If a serious challenge to early GOP presidential favorite Jeb Bush has to come from his right, or by peeling off his mainstream Republican support, then both Chris Christie and Marco Rubio are bad bets to capture the party's 2016 nomination,
The New York Times reports.
With Mitt Romney officially out, and the Republican elite backing former Florida Gov. Bush, New Jersey Gov. Christie and Florida Sen. Rubio face new difficulties and "a tough path" in trying to stop Bush's momentum and create their own, writes Nate Cohn of The Upshot, the Times' blog on politics and data.
Because Bush "now occupies a large space in the center-left of his party," according to Cohn, Bush's "likeliest formidable challenger would come from his right."
Neither Christie or Rubio fully qualify — and for some of the same reasons that conservatives also mistrust Bush, he writes.
"Mr.
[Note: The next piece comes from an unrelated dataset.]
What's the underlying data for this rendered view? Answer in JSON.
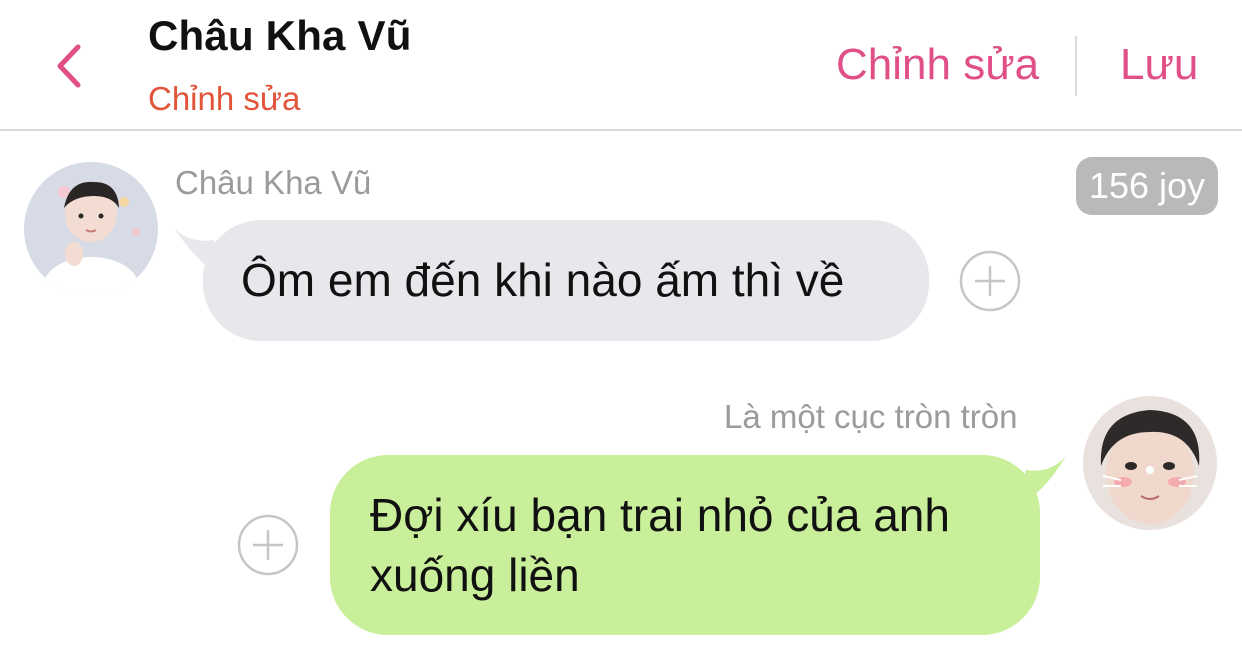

Rubio was one of the senators who led the charge for an immigration overhaul in 2013, while Mr. Christie has his own problems on immigration as well as on Obamacare, not to mention his history with President Obama himself," writes Cohn.
The alternative is to go at Bush head-on by drawing away the considerable support he enjoys from the former Romney backers who constitute the party's financial and political power base.
Both are trying that approach, "but neither candidate seems as well positioned to win the nomination as Mr. Bush,"
writes Cohn.
"They could still do so, of course," writes Cohn, "especially if Mr. Bush turns out to be a weaker candidate than he now appears. Yet both Mr. Rubio and Mr. Christie have a tough path."
A new Quinnipiac poll of three swing states — Ohio, Pennsylvania and Florida — finds that Bush fares better than any other potential GOP contender against the prohibitive Democratic favorite,
former Secretary of State Hillary Clinton.